Dans l’église cathédrale de Trêves se passait une scène bien différente. Quelques chrétiens véritables s’y étaient rassemblés, avec leurs femmes et leurs enfans, pour y célébrer une dernière fois l’office divin. Les voix de ces chrétiens et le chant des prêtres s’élevaient alternativement vers le ciel avec le calme accoutumé. On n’eût pu reconnaître la présence du danger qu’à l’accent, encore plus recueilli, à l’expression encore plus fervente de la prière. Par momens, les flammes de l’incendie brillaient à travers les vitraux de la basilique, et un jour sinistre tombait d’en haut sur les fronts inclinés des fidèles ; on entendait d’horribles cris, qui ne les faisaient point tressaillir ; seulement ils se serraient toujours davantage autour de leur évêque.
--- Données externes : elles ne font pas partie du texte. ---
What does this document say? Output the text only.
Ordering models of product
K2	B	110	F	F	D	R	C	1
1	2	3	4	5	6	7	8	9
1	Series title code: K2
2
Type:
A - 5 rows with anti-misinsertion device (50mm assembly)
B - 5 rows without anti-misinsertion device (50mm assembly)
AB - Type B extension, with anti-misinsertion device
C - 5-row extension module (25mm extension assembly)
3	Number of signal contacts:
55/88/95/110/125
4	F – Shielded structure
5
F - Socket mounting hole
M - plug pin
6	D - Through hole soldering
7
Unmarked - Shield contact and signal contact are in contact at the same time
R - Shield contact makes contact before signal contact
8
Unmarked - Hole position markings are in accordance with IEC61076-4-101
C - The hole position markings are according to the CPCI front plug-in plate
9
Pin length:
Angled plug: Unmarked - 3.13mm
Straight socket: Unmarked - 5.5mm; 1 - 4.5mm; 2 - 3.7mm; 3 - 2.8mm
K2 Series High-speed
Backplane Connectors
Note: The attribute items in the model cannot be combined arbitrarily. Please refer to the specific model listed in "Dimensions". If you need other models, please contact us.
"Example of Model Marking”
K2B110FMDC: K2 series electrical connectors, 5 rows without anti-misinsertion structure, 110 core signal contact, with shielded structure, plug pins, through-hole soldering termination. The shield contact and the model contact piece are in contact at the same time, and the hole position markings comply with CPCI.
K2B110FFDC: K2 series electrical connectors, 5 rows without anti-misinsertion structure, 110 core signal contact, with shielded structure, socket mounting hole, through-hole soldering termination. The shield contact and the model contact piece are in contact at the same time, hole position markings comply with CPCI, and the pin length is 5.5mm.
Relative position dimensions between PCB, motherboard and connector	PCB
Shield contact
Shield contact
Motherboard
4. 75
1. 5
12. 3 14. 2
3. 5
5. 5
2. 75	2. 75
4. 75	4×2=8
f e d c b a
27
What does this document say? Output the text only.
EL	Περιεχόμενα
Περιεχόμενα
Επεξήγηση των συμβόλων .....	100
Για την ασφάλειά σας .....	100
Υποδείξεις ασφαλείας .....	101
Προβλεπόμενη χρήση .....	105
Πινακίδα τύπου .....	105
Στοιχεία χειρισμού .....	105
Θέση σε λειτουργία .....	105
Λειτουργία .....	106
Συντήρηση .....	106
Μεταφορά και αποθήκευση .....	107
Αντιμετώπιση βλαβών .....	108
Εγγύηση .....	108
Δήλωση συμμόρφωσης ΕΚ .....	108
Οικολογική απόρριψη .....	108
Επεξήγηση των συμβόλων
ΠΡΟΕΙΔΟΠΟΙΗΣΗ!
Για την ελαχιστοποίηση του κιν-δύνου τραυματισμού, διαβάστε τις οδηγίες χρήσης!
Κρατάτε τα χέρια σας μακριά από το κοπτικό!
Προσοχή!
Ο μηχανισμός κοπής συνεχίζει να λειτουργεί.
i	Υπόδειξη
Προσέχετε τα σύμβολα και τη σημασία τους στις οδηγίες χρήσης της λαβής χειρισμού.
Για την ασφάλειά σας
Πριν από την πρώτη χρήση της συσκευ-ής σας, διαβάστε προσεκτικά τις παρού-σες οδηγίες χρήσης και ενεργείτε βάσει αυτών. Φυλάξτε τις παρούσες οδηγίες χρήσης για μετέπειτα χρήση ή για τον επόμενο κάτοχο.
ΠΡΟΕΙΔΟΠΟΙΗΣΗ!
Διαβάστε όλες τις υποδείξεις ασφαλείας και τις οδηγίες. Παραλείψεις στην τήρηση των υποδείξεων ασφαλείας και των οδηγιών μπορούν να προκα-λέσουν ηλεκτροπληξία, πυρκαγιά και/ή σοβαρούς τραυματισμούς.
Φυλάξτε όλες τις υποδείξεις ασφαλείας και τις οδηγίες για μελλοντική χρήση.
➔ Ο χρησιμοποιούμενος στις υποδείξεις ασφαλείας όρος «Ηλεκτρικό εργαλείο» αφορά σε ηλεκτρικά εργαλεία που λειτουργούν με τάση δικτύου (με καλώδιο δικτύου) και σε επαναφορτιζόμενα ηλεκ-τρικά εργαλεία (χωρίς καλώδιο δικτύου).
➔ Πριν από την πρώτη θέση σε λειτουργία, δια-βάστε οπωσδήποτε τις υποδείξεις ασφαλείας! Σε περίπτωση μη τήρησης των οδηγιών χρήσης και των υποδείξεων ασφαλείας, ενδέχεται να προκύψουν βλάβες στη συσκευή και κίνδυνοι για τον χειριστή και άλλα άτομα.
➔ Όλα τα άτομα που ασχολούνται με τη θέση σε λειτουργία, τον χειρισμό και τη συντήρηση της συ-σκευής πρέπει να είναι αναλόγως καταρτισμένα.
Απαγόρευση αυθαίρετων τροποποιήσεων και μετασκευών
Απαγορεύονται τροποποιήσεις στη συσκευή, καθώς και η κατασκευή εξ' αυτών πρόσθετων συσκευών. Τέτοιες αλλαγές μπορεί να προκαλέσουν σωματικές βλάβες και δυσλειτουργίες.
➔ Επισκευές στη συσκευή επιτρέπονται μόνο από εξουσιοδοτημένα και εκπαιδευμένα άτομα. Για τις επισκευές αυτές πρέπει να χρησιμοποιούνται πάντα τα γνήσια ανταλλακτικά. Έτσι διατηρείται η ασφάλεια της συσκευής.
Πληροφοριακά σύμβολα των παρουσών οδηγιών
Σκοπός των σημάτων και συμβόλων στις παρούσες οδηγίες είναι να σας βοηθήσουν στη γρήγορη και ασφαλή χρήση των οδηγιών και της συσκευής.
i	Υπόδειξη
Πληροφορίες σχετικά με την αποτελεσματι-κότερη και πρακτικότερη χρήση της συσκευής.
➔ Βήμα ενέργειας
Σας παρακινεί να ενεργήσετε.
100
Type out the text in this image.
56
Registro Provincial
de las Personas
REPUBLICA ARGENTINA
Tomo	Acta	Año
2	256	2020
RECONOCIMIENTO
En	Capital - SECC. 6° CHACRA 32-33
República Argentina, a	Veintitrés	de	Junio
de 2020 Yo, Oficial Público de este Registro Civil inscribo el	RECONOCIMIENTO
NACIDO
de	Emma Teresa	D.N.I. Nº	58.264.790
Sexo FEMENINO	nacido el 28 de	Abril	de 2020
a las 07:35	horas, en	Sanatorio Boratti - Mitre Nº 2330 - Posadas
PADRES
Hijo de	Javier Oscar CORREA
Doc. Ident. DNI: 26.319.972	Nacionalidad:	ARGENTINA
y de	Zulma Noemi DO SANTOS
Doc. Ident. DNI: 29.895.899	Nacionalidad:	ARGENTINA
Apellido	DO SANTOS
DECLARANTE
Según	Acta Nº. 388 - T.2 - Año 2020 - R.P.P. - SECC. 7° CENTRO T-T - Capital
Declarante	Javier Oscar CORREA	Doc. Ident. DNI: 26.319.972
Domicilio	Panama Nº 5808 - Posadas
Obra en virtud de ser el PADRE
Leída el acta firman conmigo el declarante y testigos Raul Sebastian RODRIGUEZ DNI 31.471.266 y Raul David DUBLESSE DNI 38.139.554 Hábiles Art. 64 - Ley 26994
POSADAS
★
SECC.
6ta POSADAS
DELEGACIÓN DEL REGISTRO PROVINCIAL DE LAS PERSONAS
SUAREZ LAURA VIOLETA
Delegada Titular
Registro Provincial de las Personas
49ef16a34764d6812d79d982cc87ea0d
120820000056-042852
Maxime se tenait debout au pied de la chaire épiscopale, d’où il était descendu pour être plus près de ses fils dans le péril. À quelque distance, Priscilla, entourée des saintes femmes et des vierges tremblantes, tantôt levait avec ardeur les yeux vers le ciel, tantôt les tournait vers l’évêque avec une tendresse pleine de respect et mêlée d’une horrible inquiétude. Les mères approchaient leurs enfans des pieds de Maxime, et l’une d’elles avait caché le sien sous la robe épiscopale, tant l’évêque, qui dans la vie commune était le père et le juge de la communauté chrétienne, semblait, dans le désastre universel, être encore son dernier protecteur et son dernier refuge.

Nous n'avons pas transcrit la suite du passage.